Asteroid Ryugu sheds light on early formation of celestial objectsDate: 20 March 2020 Tags: Space
Asteroids are generally assumed to be as a hard rock material, with rough surface texture. But Japan’s space mission Hayabusa2 has revealed that the carbon-rich asteroid Ryugu’s surface is porous and light, thus throwing in new details into the theories on the formation of celestial bodies.
Cosmic dust, meteorites, and asteroids floating around the solar system form important evidence in understanding the early history of the solar system.

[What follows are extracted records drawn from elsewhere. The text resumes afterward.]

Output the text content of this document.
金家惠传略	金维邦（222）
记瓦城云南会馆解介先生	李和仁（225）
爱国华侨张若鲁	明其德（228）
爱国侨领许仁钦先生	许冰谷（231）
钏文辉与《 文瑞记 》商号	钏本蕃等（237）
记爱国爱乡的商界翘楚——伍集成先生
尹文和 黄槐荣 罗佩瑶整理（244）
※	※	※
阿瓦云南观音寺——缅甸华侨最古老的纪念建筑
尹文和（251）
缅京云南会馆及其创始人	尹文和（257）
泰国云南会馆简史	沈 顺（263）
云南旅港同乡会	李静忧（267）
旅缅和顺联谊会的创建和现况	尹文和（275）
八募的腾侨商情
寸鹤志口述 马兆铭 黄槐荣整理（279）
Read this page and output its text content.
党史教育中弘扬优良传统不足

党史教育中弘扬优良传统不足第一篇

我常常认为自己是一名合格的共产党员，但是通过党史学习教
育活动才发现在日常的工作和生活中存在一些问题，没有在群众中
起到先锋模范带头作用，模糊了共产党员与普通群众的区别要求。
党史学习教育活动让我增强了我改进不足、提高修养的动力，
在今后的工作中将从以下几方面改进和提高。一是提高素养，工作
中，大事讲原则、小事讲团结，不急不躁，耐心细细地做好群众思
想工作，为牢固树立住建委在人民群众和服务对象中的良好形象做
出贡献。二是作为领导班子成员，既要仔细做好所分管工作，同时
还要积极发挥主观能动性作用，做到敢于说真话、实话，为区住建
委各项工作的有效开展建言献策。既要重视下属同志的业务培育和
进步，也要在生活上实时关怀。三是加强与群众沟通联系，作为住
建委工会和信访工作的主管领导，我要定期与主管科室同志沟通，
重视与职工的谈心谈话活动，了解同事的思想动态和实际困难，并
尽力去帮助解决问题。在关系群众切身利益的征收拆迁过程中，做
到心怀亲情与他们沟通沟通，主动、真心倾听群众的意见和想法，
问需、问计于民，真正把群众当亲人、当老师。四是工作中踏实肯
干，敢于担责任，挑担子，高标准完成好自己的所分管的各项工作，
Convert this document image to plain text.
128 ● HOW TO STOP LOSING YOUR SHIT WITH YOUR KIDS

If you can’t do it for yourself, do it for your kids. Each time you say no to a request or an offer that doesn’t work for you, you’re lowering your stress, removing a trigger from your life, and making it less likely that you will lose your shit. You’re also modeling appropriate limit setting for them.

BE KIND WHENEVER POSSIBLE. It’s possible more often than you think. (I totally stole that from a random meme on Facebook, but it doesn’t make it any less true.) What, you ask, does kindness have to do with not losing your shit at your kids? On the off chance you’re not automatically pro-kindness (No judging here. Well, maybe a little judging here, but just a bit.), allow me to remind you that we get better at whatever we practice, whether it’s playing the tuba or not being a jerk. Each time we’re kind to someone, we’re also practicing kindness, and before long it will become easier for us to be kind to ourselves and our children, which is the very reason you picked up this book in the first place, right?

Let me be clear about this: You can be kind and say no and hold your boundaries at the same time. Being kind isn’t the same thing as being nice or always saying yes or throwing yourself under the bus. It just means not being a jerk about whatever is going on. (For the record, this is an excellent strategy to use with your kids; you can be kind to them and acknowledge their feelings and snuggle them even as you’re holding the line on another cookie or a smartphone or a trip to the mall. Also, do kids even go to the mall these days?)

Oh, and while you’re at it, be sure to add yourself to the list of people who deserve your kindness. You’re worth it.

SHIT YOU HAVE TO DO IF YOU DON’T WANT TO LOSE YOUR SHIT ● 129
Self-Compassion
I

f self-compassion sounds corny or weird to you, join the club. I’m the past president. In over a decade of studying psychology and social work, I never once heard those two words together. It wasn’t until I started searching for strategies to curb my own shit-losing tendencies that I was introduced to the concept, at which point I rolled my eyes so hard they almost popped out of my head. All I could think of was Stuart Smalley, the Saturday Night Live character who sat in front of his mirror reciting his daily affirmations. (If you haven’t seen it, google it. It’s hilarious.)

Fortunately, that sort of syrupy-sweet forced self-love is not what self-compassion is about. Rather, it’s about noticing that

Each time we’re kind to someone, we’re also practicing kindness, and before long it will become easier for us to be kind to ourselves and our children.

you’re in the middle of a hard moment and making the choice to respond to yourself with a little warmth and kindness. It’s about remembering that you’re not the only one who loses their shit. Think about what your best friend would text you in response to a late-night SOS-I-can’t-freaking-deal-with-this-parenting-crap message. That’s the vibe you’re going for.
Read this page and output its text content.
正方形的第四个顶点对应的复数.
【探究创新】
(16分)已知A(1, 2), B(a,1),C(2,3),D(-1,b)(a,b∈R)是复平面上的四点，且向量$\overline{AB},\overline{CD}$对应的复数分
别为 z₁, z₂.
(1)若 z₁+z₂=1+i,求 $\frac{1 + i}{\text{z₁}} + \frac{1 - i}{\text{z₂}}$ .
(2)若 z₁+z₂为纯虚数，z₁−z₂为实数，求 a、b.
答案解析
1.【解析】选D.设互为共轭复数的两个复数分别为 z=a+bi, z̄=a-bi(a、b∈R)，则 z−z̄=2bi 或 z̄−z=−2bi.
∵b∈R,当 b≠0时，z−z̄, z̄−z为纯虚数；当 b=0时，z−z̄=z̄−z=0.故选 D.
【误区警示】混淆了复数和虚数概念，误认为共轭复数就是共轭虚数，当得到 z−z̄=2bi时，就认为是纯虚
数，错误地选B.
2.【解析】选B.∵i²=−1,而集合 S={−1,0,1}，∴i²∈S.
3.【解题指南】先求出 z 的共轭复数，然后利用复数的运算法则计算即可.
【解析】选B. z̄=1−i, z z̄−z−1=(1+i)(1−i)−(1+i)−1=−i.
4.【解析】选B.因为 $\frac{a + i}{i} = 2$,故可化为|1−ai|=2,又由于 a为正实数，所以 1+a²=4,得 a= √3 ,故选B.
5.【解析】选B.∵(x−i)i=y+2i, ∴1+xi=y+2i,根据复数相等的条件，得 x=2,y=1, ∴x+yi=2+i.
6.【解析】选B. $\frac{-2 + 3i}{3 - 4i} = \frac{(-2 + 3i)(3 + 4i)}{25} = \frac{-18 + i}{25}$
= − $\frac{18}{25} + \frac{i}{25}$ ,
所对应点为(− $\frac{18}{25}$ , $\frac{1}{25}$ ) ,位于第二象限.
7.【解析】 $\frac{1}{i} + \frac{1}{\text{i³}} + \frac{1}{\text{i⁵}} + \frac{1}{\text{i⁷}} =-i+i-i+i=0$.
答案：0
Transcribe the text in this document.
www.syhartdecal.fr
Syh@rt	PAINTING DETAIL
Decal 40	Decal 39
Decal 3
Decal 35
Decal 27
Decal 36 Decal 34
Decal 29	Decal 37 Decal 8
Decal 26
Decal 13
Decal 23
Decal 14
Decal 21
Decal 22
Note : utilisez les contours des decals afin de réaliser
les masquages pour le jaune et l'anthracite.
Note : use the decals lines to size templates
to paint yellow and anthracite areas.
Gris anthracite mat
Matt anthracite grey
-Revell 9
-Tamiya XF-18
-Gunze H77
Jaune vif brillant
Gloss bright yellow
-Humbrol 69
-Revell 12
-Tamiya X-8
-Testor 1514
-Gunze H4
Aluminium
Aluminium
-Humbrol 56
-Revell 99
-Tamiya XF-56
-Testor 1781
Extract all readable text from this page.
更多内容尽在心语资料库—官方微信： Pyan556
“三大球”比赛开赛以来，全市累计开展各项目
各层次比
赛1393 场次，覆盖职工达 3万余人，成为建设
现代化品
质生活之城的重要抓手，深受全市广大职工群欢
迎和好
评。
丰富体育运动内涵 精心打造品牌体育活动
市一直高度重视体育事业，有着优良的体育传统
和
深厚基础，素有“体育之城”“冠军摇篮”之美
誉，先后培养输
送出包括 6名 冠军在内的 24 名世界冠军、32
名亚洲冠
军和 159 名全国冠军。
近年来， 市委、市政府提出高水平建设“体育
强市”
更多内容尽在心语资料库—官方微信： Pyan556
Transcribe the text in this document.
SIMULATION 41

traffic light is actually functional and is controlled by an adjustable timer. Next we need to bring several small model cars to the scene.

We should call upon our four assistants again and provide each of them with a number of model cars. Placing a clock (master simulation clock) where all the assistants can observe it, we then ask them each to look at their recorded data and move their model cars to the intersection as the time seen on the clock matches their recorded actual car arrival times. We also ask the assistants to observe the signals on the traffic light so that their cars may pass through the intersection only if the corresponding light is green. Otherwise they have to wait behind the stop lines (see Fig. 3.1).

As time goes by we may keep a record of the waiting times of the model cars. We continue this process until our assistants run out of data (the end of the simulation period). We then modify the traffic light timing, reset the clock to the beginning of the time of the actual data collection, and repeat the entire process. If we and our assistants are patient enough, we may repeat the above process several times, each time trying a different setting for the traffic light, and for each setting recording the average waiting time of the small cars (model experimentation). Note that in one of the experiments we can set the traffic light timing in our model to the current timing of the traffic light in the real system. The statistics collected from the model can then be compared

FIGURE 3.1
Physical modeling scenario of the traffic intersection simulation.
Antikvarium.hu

The Hayabusa 2 was designated to map the asteroid in orbit and then land to collect samples from its surface. The spacecraft is scheduled to re-enter Earth by the end of 2020 and will land in Australia. According to the researchers, the details from the asteroid samples could significantly alter the current timeline of planet formation in the solar system.
Porous, fragile asteroids like Ryugu could be the missing link in understanding how the cosmic dust evolves into massive celestial bodies. According to astronomers, the asteroid surface is about 50 per cent porous and was formed by the cosmic debris and dust by the collision of large space junk.
To understand the porosity, astronomers studied the surface temperature of the asteroid. The series of observations were made using a Thermal Infrared Imager (TIR) onboard Hayabusa2.
The main task of the spacecraft was to observe how the asteroid’s surface retains and releases heat. Just like the sand on the beach, porous rocks tend to change temperature more quickly than the hard ones, which can hold heat for longer durations.
Carbonaceous asteroids like Ryugu are believed to be the time-capsule of the infancy of the solar system when the celestial objects were continuously colliding and forming planets and asteroids.
- The Ryugu asteroid was first discovered in May 1999. Japan’s space agency, Japan Aerospace Exploration Agency (JAXA) launched its mission Hayabusa2 in December 2014 to study the asteroid. Ryugu was examined by the spacecraft between June 2018 to November 2019.